Une paire de Châtellerault

Notre paire fut fabriquée à Châtellerault, elle porte sur la platine le marquage suivant : Manufre Royale De Châtellerault Ainsi que les poinçons du contrôleur et de l’inspecteur. Les deux pistolets sont de la même cuvée et possèdent les mêmes caractéristiques : Calibre : 17 mm Longueur : 363 mm Canon : 196 mm Poids : 910 g

Un second modèle

Vers 1840 un second modèle fera son apparition. Il se caractérise par une platine de forme allongée, une cheminée de type « guerre » et un canon damas. Les premiers modèles sont plus fréquents que les seconds. Les manufactures accaparées par les transformations à percussion des armes françaises fabriquent peu de second modèle. Par contre il existe de nombreuses fabrications civiles. Les fabrications réglementaires resteront rares et destinées aux officiers supérieurs. Nombre de jeunes officiers feront exécuter des copies plus ou moins riche des modèles 1833. De nombreux armuriers civils proposeront aussi des paires de voyage en cassette. Les 1833 civils cotent moins que les réglementaires.

Des fontes réglementaires

Les deux fontes et leur harnachement sont en cuir travaillé de très bonne qualité. Il faut dire qu’un maître bourrelier était attaché à chaque régiment. Les fontes se terminent par un renfort en laiton. Des passants permettent de les attacher à une solide pièce de cuir qui passe sur l’encolure de l’animal. Les lanières passent sous le coup du cheval et entre ses pattes pour se fixer aux fontes et à la selle. Les lanières se rassemblent sur une pièce en cuir en forme de cœur qui porte le numéro du régiment repercé dans du laiton, à savoir 34. L’identification est difficile car les officiers d’infanterie comme d’artillerie étaient montés de la sorte. Sans compter que la cavalerie comprenait des lanciers, des dragons, des hussards et des cuirassiers. L’ensemble de cette buffleterie est de qualité, mais il faudrait la passer autour de l’encolure d’un cheval (même un mannequin) pour en apprécier la valeur.

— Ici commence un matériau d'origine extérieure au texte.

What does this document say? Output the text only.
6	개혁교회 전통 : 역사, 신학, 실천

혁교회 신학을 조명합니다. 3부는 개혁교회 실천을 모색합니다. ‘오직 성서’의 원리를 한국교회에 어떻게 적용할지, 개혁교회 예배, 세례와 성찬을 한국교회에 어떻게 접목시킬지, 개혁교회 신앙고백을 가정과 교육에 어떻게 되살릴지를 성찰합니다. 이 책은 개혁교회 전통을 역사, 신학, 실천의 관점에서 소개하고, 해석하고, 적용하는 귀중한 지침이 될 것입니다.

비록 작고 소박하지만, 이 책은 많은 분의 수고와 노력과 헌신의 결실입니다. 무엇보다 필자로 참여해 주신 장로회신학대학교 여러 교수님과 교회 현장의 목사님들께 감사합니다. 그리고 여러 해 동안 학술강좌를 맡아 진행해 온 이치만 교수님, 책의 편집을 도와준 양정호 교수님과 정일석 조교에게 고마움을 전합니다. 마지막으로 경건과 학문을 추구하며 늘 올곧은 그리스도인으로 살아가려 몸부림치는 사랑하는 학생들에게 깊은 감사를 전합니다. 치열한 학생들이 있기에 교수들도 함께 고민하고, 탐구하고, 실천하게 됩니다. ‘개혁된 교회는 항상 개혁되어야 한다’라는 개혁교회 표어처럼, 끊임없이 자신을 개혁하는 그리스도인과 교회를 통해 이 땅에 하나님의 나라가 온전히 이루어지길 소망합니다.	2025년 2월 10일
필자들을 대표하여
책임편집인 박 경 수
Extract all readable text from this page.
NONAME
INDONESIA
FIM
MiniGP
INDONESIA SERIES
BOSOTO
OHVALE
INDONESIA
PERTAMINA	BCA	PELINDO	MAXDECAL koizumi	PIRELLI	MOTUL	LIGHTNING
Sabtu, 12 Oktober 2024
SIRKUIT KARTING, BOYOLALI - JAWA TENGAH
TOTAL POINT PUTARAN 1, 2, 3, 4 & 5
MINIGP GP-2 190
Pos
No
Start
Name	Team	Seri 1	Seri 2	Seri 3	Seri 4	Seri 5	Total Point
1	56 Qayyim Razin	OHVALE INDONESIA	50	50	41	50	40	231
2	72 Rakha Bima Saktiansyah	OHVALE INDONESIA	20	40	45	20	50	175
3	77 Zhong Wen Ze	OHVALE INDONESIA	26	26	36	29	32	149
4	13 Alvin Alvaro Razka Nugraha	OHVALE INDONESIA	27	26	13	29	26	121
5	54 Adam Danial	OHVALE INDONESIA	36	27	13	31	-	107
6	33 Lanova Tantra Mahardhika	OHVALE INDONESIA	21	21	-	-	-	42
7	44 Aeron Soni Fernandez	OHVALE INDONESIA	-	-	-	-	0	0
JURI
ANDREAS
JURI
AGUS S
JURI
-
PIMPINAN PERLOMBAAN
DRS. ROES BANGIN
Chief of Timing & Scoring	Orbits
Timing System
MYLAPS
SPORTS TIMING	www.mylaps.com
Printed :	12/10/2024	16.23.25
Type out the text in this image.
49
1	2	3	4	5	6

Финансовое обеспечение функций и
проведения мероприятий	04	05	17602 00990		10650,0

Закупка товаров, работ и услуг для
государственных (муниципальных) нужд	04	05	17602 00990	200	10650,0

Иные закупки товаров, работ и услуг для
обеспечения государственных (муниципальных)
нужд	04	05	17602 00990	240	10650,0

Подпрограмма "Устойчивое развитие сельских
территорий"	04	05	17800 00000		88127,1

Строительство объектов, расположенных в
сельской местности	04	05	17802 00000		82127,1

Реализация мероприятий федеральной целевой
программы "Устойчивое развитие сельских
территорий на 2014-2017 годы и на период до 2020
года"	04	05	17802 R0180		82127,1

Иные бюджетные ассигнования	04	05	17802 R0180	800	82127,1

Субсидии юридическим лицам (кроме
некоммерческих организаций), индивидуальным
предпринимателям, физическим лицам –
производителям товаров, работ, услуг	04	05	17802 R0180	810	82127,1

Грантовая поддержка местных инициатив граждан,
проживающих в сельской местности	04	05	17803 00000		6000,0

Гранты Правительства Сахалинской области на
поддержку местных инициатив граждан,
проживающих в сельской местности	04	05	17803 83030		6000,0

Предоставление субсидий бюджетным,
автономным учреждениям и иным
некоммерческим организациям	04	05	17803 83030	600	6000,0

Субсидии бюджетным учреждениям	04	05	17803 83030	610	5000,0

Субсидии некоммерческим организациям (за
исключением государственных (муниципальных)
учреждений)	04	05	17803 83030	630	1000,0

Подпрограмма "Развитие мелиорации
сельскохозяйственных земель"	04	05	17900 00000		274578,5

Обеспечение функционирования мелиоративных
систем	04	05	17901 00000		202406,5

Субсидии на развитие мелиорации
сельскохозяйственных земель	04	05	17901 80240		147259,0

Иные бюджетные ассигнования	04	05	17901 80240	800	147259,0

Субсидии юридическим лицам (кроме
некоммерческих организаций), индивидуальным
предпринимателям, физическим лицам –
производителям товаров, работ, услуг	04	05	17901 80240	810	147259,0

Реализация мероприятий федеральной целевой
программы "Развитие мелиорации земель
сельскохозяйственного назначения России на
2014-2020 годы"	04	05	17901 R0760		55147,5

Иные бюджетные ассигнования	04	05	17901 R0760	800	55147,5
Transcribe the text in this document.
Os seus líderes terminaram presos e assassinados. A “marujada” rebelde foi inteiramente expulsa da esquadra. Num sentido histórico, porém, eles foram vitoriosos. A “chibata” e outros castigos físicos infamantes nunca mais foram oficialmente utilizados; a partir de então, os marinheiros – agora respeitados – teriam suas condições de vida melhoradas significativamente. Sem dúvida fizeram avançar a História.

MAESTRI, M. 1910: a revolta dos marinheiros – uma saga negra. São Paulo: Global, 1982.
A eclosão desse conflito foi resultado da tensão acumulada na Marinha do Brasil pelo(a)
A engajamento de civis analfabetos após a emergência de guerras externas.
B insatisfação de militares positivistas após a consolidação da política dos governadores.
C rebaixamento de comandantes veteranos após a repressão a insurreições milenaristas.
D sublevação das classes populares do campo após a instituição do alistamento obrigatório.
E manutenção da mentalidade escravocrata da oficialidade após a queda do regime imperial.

Le modèle 1833 marque une étape importante dans les armes réglementaires française. C’est le premier pistolet conçu explicitement pour le système à percussion. Les modèles d’officiers 1816, 1822 et 1833 sont rares. Le successeur du modèle 1833 fut le revolver modèle 1874, exception faite du pistolet d’Etat Major modèle 1855 à deux canons. Il se rapproche plus d’un pistolet civil que d’une arme réglementaire.